The Seabees built and repaired things and did the cooking at the big galley at Mu Juk, an 84-acre logistics base outside the east coast port city of Pohang. The camp provides showers, shelter and other support to Marines who come to South Korea for annual exercises and training.
“There is no Seabee presence here,” Lt. Col. Mark Giorno, Camp Mu Juk’s commander, said last week. “The last man left early [last] month.”
They returned to their home station at Port Hueneme, Calif., the Navy said.
Because of a multimillion-dollar upgrade now under way at Mu Juk, cooking, maintenance, and construction tasks are being turned over to civilians, freeing the Seabees to use their skills elsewhere, officials said.
Seabee Detachment Mu Juk, part of Naval Mobile Construction Battalion 1 at Port Hueneme. served at Mu Juk since the late 1980s, according to Petty Officer 1st Class Lisa Wassilieff, a Navy spokeswoman in Seoul.
Twenty-seven Seabees are still stationed at Chinhae Naval Base in South Korea.

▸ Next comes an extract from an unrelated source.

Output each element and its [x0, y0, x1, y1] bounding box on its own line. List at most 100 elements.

That unit is Seabee Detachment Chinhae, part of Naval Construction Battalion 3 at Port Hueneme.
The Mu Juk Seabees rotated through the base on six-month deployments, carrying out construction projects and routine repair and maintenance.
Last year it was the Mu Juk Seabees who built the camp’s three shower buildings for the Marines’ use when they deploy to the area for training.
The Seabees also operated the camp’s 750-person galley, which has since been torn down and replaced with one that serves 100 people at a sitting. Civilian workers are being hired to staff the new galley, Marine officials said.
About 45 Marines are currently assigned to Mu Juk.